100 flutes for 100 young people – André France, the flute player of Fleet Street | Entertainment


Amid car horns, reggae music from nearby speakers inside Life Yard on Fleet Street, and enthusiastic screams from children from a nearby school alluding to his dismissal, flautist and musician Andre France emits rich melodic notes from one of his own creations while waiting for the stampede of elementary school children on the way home.

“Don’t worry,” says France The Sunday Gleaner seated, patiently displaying the different types of bamboo flutes. “You will soon see them (the children) running around and playing.”

France has appealed to the communities located near Laws Street and Fleet Street, a haven for visual and recording artists in its “100 flutes for 100 young people” campaign.

Already, he has taught more than five local boys and one girl how to play the flute the correct way to hold the instrument to control breathing.

In no time at all, three young boys, each about seven or eight years old, ask for a flute.

The young boys quickly seize their favorite flute and gather in France.

The lessons of the day seem to be “sharing” and “patience”, as it is easy to become frustrated if the desired sound is not produced. France says her first experience playing the flute was certainly a challenge, but that it was well worth the patience after hearing how it sounded.

Third-grader Tyrell Jackson sits next to France, practicing the entire session until he is out of breath, but showing no signs of giving up. “He is one of the best motivations for me to continue,” France said.

Vibrating sounds

The flutes he makes produce vibrant sounds that resonate in the street, like the flute player’s call, so much so that more and more children are starting to follow every move of France like the character.

“This is exactly how it all started, a friend of mine brought me to Fleet Street and as usual I had a flute or two with me at the time,” France said. “When I started playing, the young people just got together, some even asked me to bring them a flute the next time I came back,” France said.
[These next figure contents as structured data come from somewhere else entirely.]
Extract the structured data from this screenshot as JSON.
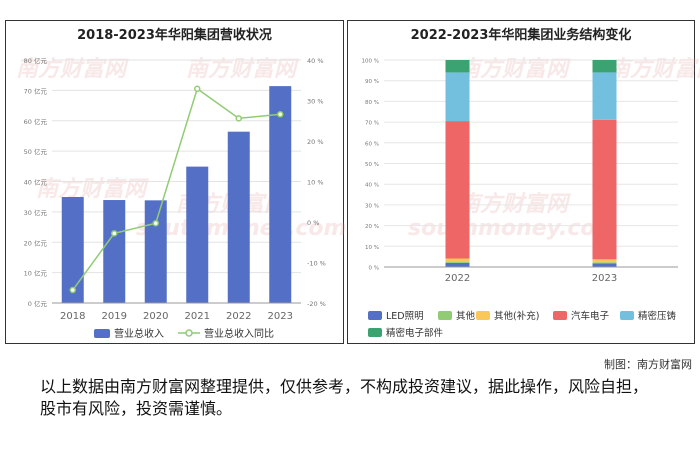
{
  "watermark": {
    "cn": "南方财富网",
    "en": "southmoney.com"
  },
  "credit": "制图：南方财富网",
  "disclaimer": "以上数据由南方财富网整理提供，仅供参考，不构成投资建议，据此操作，风险自担，股市有风险，投资需谨慎。",
  "chart_data": [
    {
      "type": "bar",
      "title": "2018-2023年华阳集团营收状况",
      "categories": [
        "2018",
        "2019",
        "2020",
        "2021",
        "2022",
        "2023"
      ],
      "y_tick_labels": [
        "0 亿元",
        "10 亿元",
        "20 亿元",
        "30 亿元",
        "40 亿元",
        "50 亿元",
        "60 亿元",
        "70 亿元",
        "80 亿元"
      ],
      "y2_tick_labels": [
        "-20 %",
        "-10 %",
        "0 %",
        "10 %",
        "20 %",
        "30 %",
        "40 %"
      ],
      "ylim": [
        0,
        80
      ],
      "y2lim": [
        -20,
        40
      ],
      "grid": true,
      "legend_position": "bottom",
      "series": [
        {
          "name": "营业总收入",
          "type": "bar",
          "color": "#5470c6",
          "values": [
            34.9,
            33.9,
            33.8,
            44.9,
            56.4,
            71.4
          ]
        },
        {
          "name": "营业总收入同比",
          "type": "line",
          "axis": "right",
          "color": "#91cc75",
          "values": [
            -16.8,
            -2.8,
            -0.3,
            32.9,
            25.6,
            26.6
          ]
        }
      ]
    },
    {
      "type": "bar",
      "stacked": true,
      "title": "2022-2023年华阳集团业务结构变化",
      "categories": [
        "2022",
        "2023"
      ],
      "y_tick_labels": [
        "0 %",
        "10 %",
        "20 %",
        "30 %",
        "40 %",
        "50 %",
        "60 %",
        "70 %",
        "80 %",
        "90 %",
        "100 %"
      ],
      "ylim": [
        0,
        100
      ],
      "grid": true,
      "legend_position": "bottom",
      "series": [
        {
          "name": "LED照明",
          "color": "#5470c6",
          "values": [
            2.0,
            1.8
          ]
        },
        {
          "name": "其他",
          "color": "#91cc75",
          "values": [
            0.6,
            0.5
          ]
        },
        {
          "name": "其他(补充)",
          "color": "#fac858",
          "values": [
            1.5,
            1.4
          ]
        },
        {
          "name": "汽车电子",
          "color": "#ee6666",
          "values": [
            66.4,
            67.4
          ]
        },
        {
          "name": "精密压铸",
          "color": "#73c0de",
          "values": [
            23.5,
            22.9
          ]
        },
        {
          "name": "精密电子部件",
          "color": "#3ba272",
          "values": [
            6.0,
            6.0
          ]
        }
      ]
    }
  ]
}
At the time, France did not know when he would return. “I know the likkle yute doesn’t even know how powerful this moment has been for me.”

You could say that France pays forward because he too learned in the same way under the guidance of a musician – M’bala M’gabo. Now he’s no stranger to live acoustic events like Dub School and Dub Club, with a large following of reggae music players like Yaadcore and Zincfence Sound.

Trial and error

As for making flutes, it was trial and error for France, using bamboo from its home environment in Stony Hill, St Andrew. He explains that bamboo is difficult to work with. It is one of the oldest instruments, and for some reason the musician has grown to love it and wants to share his passion for the flute with the next generation of musicians.
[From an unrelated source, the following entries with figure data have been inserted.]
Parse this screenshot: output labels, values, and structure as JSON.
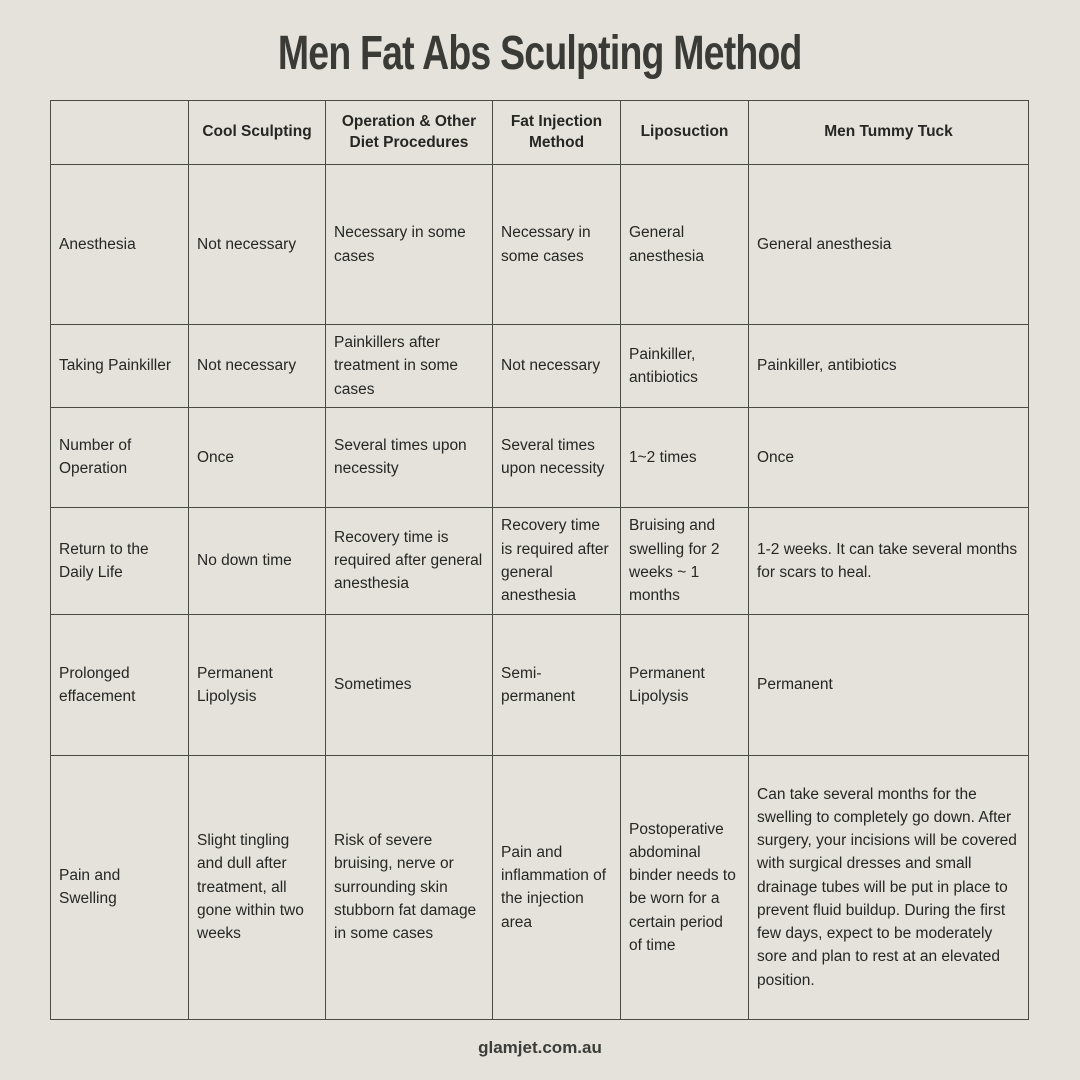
{
  "page": {
    "title": "Men Fat Abs Sculpting Method",
    "footer": "glamjet.com.au",
    "background_color": "#e4e2db",
    "border_color": "#4a4a47",
    "text_color": "#262623"
  },
  "chart_data": {
    "type": "table",
    "title": "Men Fat Abs Sculpting Method",
    "columns": [
      "",
      "Cool Sculpting",
      "Operation & Other Diet Procedures",
      "Fat Injection Method",
      "Liposuction",
      "Men Tummy Tuck"
    ],
    "rows": [
      {
        "label": "Anesthesia",
        "values": [
          "Not necessary",
          "Necessary in some cases",
          "Necessary in some cases",
          "General anesthesia",
          "General anesthesia"
        ]
      },
      {
        "label": "Taking Painkiller",
        "values": [
          "Not necessary",
          "Painkillers after treatment in some cases",
          "Not necessary",
          "Painkiller, antibiotics",
          "Painkiller, antibiotics"
        ]
      },
      {
        "label": "Number of Operation",
        "values": [
          "Once",
          "Several times upon necessity",
          "Several times upon necessity",
          "1~2 times",
          "Once"
        ]
      },
      {
        "label": "Return to the Daily Life",
        "values": [
          "No down time",
          "Recovery time is required after general anesthesia",
          "Recovery time is required after general anesthesia",
          "Bruising and swelling for 2 weeks ~ 1 months",
          "1-2 weeks. It can take several months for scars to heal."
        ]
      },
      {
        "label": "Prolonged effacement",
        "values": [
          "Permanent Lipolysis",
          "Sometimes",
          "Semi-permanent",
          "Permanent Lipolysis",
          "Permanent"
        ]
      },
      {
        "label": "Pain and Swelling",
        "values": [
          "Slight tingling and dull after treatment, all gone within two weeks",
          "Risk of severe bruising, nerve or surrounding skin stubborn fat damage in some cases",
          "Pain and inflammation of the injection area",
          "Postoperative abdominal binder needs to be worn for a certain period of time",
          "Can take several months for the swelling to completely go down. After surgery, your incisions will be covered with surgical dresses and small drainage tubes will be put in place to prevent fluid buildup. During the first few days, expect to be moderately sore and plan to rest at an elevated position."
        ]
      }
    ]
  }
}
As part of the initiative, France has produced flutes for beginners (without a particular key) but says that once the young participants understand how to play and the attitude to become a good flautist, he will then consider distributing concert flutes (which are in the G and C key range) before expanding to larger communities.

“Concert flutes can climb a major or minor ladder and play alongside an orchestra. This is just the start, and with the right support and funding, the project can take to the streets further,” he said. he declared.

He has donated around 15 handmade native bamboo flutes to date, but the goal is 100.